“Economic security turns markets into a domain of state power.” It refers to the ability of a state to protect critical supply chains, technology, finance, and industrial capacity from coercion or strategic disruption. In practice, it sits at the intersection of trade policy, industrial policy, national security, and geopolitical competition.
Executive Summary
Economic security has become a central organizing idea in modern statecraft as governments treat interdependence as both a source of growth and a source of vulnerability. The term covers policies meant to protect critical sectors, reduce dependence on rivals, and preserve room for strategic action in crisis. It matters now because supply shocks, sanctions, and technology competition have shown that efficiency alone can weaken resilience. Since 2022, major economies including the United States, the European Union, and Japan have all used economic security language to justify new controls, subsidies, and investment screening.
The Strategic Mechanism
- Governments identify sectors or dependencies that could create coercive leverage, such as semiconductors, energy, shipping, or rare earths.
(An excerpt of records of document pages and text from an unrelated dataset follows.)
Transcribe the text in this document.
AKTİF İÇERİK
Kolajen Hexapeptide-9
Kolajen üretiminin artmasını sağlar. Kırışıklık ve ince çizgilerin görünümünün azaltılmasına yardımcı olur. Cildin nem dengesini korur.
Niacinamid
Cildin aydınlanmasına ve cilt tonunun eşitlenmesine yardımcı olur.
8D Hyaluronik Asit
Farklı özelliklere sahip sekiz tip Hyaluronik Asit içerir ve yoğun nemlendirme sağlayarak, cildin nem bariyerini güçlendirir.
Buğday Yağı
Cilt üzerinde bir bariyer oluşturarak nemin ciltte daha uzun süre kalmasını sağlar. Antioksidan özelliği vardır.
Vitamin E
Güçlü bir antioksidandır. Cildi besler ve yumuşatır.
- They deploy policy tools including export-controls”>export controls, inbound investment review, sanctions, procurement rules, subsidies, and stockpiling.
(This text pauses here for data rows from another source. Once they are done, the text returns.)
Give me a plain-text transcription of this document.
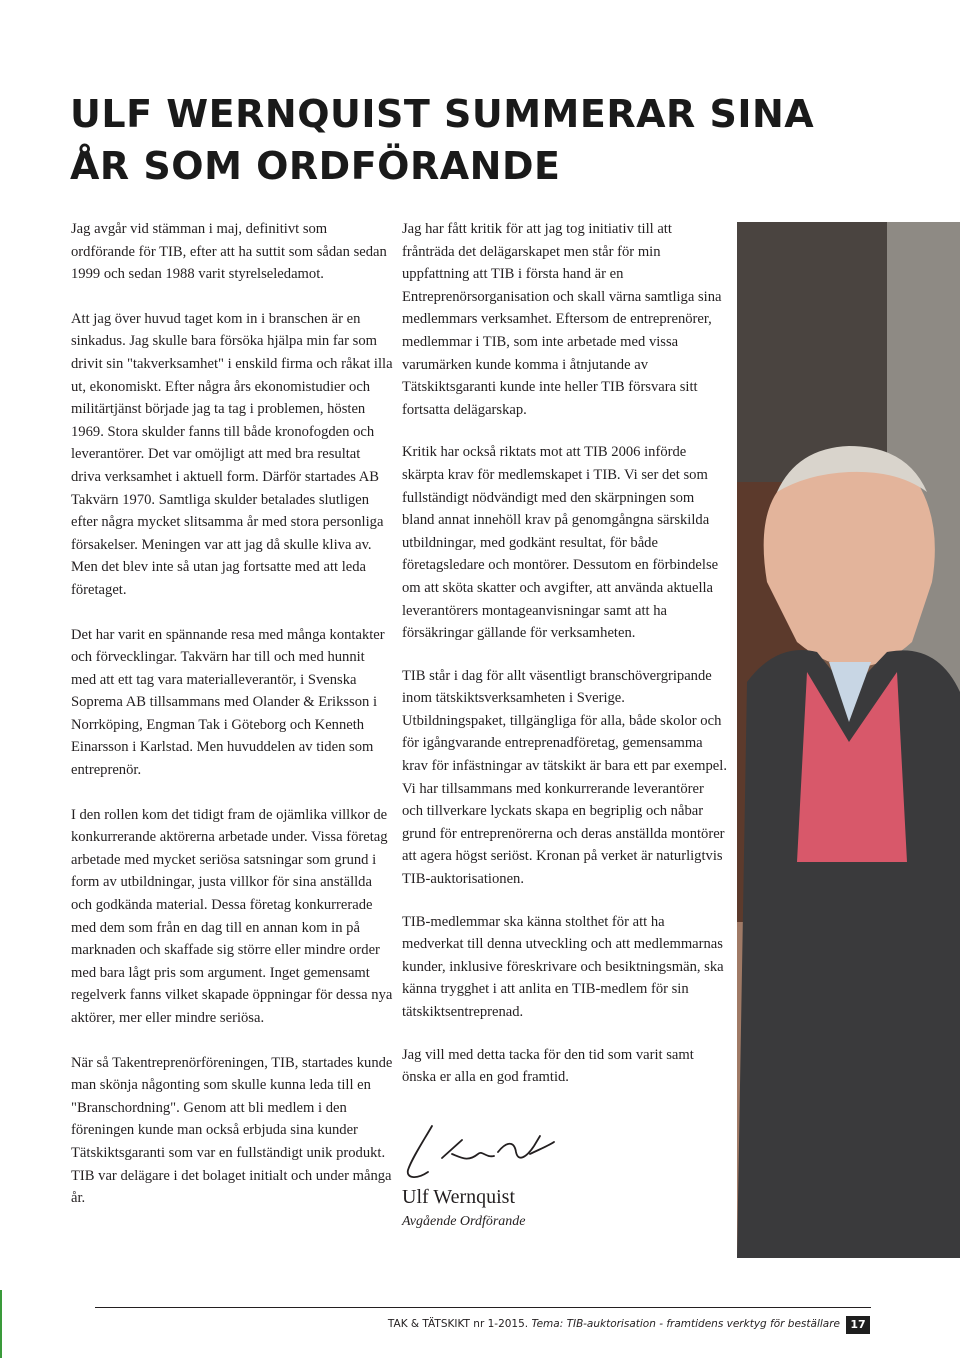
ULF WERNQUIST SUMMERAR SINA
ÅR SOM ORDFÖRANDE

Jag avgår vid stämman i maj, definitivt som ordförande för TIB, efter att ha suttit som sådan sedan 1999 och sedan 1988 varit styrelseledamot.

Att jag över huvud taget kom in i branschen är en sinkadus. Jag skulle bara försöka hjälpa min far som drivit sin "takverksamhet" i enskild firma och råkat illa ut, ekonomiskt. Efter några års ekonomistudier och militärtjänst började jag ta tag i problemen, hösten 1969. Stora skulder fanns till både kronofogden och leverantörer. Det var omöjligt att med bra resultat driva verksamhet i aktuell form. Därför startades AB Takvärn 1970. Samtliga skulder betalades slutligen efter några mycket slitsamma år med stora personliga försakelser. Meningen var att jag då skulle kliva av. Men det blev inte så utan jag fortsatte med att leda företaget.

Det har varit en spännande resa med många kontakter och förvecklingar. Takvärn har till och med hunnit med att ett tag vara materialleverantör, i Svenska Soprema AB tillsammans med Olander & Eriksson i Norrköping, Engman Tak i Göteborg och Kenneth Einarsson i Karlstad. Men huvuddelen av tiden som entreprenör.

I den rollen kom det tidigt fram de ojämlika villkor de konkurrerande aktörerna arbetade under. Vissa företag arbetade med mycket seriösa satsningar som grund i form av utbildningar, justa villkor för sina anställda och godkända material. Dessa företag konkurrerade med dem som från en dag till en annan kom in på marknaden och skaffade sig större eller mindre order med bara lågt pris som argument. Inget gemensamt regelverk fanns vilket skapade öppningar för dessa nya aktörer, mer eller mindre seriösa.

När så Takentreprenörföreningen, TIB, startades kunde man skönja någonting som skulle kunna leda till en "Branschordning". Genom att bli medlem i den föreningen kunde man också erbjuda sina kunder Tätskiktsgaranti som var en fullständigt unik produkt. TIB var delägare i det bolaget initialt och under många år.

Jag har fått kritik för att jag tog initiativ till att frånträda det delägarskapet men står för min uppfattning att TIB i första hand är en Entreprenörsorganisation och skall värna samtliga sina medlemmars verksamhet. Eftersom de entreprenörer, medlemmar i TIB, som inte arbetade med vissa varumärken kunde komma i åtnjutande av Tätskiktsgaranti kunde inte heller TIB försvara sitt fortsatta delägarskap.

Kritik har också riktats mot att TIB 2006 införde skärpta krav för medlemskapet i TIB. Vi ser det som fullständigt nödvändigt med den skärpningen som bland annat innehöll krav på genomgångna särskilda utbildningar, med godkänt resultat, för både företagsledare och montörer. Dessutom en förbindelse om att sköta skatter och avgifter, att använda aktuella leverantörers montageanvisningar samt att ha försäkringar gällande för verksamheten.

TIB står i dag för allt väsentligt branschövergripande inom tätskiktsverksamheten i Sverige. Utbildningspaket, tillgängliga för alla, både skolor och för igångvarande entreprenadföretag, gemensamma krav för infästningar av tätskikt är bara ett par exempel. Vi har tillsammans med konkurrerande leverantörer och tillverkare lyckats skapa en begriplig och nåbar grund för entreprenörerna och deras anställda montörer att agera högst seriöst. Kronan på verket är naturligtvis TIB-auktorisationen.

TIB-medlemmar ska känna stolthet för att ha medverkat till denna utveckling och att medlemmarnas kunder, inklusive föreskrivare och besiktningsmän, ska känna trygghet i att anlita en TIB-medlem för sin tätskiktsentreprenad.

Jag vill med detta tacka för den tid som varit samt önska er alla en god framtid.

Ulf Wernquist
Avgående Ordförande
TAK & TÄTSKIKT nr 1-2015. Tema: TIB-auktorisation - framtidens verktyg för beställare 17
- The aim is not autarky but selective resilience: preserving access to markets while reducing strategic exposure.
- Economic security policy often expands during geopolitical shocks, then becomes institutionalized through law, budget, and bureaucracy.
Market & Policy Impact
- Reorders corporate supply chains around resilience, redundancy, and political risk.
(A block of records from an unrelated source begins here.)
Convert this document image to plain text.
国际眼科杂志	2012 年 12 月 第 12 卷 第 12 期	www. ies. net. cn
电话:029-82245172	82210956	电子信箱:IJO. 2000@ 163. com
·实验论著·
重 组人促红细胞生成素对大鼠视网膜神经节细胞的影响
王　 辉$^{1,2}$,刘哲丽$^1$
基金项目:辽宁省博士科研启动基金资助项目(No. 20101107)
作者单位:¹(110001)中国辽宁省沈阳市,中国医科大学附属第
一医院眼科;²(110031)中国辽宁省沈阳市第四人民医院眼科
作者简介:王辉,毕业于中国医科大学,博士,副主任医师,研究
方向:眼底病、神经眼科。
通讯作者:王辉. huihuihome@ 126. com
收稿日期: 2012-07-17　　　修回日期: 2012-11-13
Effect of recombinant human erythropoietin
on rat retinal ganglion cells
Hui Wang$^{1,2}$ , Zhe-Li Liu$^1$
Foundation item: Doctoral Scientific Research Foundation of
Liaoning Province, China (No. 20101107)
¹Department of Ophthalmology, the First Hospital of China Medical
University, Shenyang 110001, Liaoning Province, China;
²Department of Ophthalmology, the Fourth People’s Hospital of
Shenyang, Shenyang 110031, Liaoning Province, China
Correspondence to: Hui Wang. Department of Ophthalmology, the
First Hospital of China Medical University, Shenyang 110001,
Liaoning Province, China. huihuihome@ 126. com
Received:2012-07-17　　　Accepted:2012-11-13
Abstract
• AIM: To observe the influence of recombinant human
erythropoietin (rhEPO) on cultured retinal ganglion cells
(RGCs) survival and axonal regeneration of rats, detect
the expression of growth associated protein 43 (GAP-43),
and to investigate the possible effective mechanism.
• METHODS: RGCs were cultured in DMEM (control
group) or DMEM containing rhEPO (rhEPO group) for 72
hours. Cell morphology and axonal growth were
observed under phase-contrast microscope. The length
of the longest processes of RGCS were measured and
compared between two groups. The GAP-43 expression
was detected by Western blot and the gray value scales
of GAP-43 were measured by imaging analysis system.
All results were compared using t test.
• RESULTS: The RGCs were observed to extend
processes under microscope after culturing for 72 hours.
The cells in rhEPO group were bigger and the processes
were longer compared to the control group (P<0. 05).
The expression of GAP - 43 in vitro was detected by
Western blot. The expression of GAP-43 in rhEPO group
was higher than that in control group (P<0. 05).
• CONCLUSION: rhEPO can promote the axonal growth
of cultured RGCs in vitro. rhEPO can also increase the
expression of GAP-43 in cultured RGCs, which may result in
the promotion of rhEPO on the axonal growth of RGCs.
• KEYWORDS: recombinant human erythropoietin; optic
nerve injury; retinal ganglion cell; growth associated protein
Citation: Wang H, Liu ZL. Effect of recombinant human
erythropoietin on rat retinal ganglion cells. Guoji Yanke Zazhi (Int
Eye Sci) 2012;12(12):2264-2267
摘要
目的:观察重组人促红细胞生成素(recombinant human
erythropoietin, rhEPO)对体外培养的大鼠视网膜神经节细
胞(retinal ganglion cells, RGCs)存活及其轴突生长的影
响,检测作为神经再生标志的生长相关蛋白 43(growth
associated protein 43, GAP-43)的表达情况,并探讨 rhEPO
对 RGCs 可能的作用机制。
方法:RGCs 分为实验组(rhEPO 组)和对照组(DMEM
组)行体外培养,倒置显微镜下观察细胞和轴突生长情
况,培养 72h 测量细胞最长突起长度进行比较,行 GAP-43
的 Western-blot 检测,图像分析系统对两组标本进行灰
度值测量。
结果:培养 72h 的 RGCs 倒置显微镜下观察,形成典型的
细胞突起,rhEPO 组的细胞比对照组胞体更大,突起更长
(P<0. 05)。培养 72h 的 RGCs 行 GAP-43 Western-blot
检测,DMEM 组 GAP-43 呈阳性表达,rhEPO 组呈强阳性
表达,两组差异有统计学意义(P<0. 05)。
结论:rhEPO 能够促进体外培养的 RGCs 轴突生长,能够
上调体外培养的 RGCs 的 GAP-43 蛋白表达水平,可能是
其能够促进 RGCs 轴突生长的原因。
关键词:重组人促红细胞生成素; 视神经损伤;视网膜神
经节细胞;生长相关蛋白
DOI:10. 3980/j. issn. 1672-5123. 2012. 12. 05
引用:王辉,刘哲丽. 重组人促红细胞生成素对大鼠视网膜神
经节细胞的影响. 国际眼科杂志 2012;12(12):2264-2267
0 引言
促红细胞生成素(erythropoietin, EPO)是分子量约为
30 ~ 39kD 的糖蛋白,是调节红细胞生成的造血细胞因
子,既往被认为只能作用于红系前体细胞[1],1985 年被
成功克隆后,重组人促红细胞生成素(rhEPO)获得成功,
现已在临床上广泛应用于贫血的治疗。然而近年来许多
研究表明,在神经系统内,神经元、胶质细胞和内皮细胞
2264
- Expands state intervention in trade, investment, and technology markets.
- Raises compliance costs for multinational firms operating across rival blocs.
- Encourages industrial subsidies and national champion strategies.
- Blurs the line between commercial policy and hard security planning.
Modern Case Study: Japan’s Economic Security Promotion Act, 2022-2024
Japan made economic security a formal pillar of policy through the Economic Security Promotion Act adopted in 2022 under Prime Minister Fumio Kishida. The law created new protections for critical infrastructure, supply-chain resilience, and sensitive patents, while linking industrial resilience more closely to national strategy. METI and related agencies prioritized sectors such as semiconductors and batteries, and the government backed domestic chip production with support packages worth billions of dollars, including support tied to TSMC’s investment in Kumamoto. The policy response reflected lessons from pandemic-era disruptions and intensifying U.S.-China technology rivalry. By 2024, Japan had moved beyond abstract rhetoric and embedded economic security into budget decisions, industrial planning, and alliance coordination with the United States and Europe.